AVVISO AI NAVIGANTI: Il post che segue sarà pieno di spoiler e cioè oltre alle mie considerazioni troverete in parte svelata la trama del film Star Trek, di J.J. Abrams quindi vi suggerisco di non andare oltre se non avete ancora visto il film o se non volete rovinarvi la sorpresa.
Cominciamo con i dati tecnici di Star Trek XI:
Se seguite il mio blog sapete che sono un trekker di quelli convinti
e data la mia età sono un fan trekker della prima ora, uno di quelli noiosi,tignosi che cercano il pelo nell’uovo, uno di quelli che s’incazzano quando la continuity non viene rispettata, uno di quelli che odia Braga e le sue Bragate.
Amo alla follia la TOS, la serie classica degli anni ‘60, quella con i fondali in cartone colorato, trovo che la TNG sia un capolavoro, DS9 non mi è piaciuta molto eccetto le ultime 3 stagioni, forse perchè non mi piace l’idea di Star Trek statico su una base spaziale, VOY non mi ha mai veramente appassionato, e Enterprise non lo considero Star Trek ma la distruzione di quel poco che rimaneva di ST ad opera di Braga&Berman e delle loro Bragate. Dei X film di Star Trek ho apprezzato particolarmente Star Trek The Movie, Star Trek l’Ira di Khan, Star Trek Rotta verso la Terra e Generazioni e Primo Contatto, gli ultimi 2 film una schifezza più unica che rara.
In tutta onestà non pensavo che Star Trek avrebbe potuto avere un futuro, ormai credevo che fosse tutto esaurito e quando ho letto che avrebbero girato un nuovo film non mi sono fatto illusioni. In questo post spiego il mio stato d’animo e il mio approccio alla prima visione di Star Trek XI.
Finalmente è arrivato il gran giorno , ed insieme a Steve sono andato a vedere l’ultima fatica di J.J.Abrams.
PROLOGO:
Star Trek XI comincia su una nave stellare dove il primo ufficiale è il padre di James T. Kirk, sulla nave viaggia anche la madre di Kirk che è incinta e sta per partorire. Si apre un buco nero e appare una nave sconosciuta dal futuro, il padre di Kirk viene nominato capitano mentre il capitano sale a bordo della nave, che nel frattempo si è scoperto essere Romulana, e li viene ucciso.

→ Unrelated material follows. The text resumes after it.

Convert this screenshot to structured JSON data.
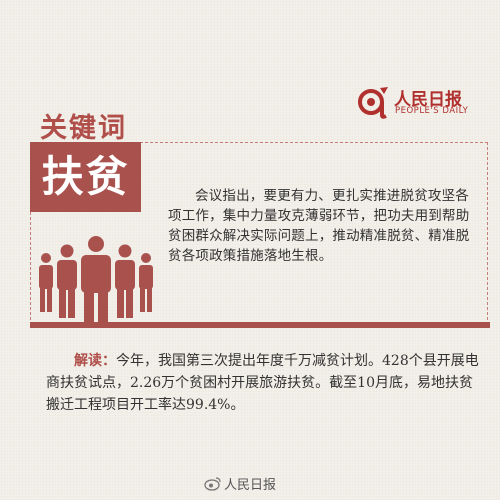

Il padre di Kirk da l’ordine di abbandonare la nave e per un malfunzionamento del pilota automatico è costretto a rimanere a bordo per proteggere l’equipaggio in fuga e assiste via radio al parto della moglie e alla nascita di James T. Kirk, e a quel punto si schianta contro la nave romulana avendo però salvato tutto l’equipaggio nei suoi pochi minuti di comando.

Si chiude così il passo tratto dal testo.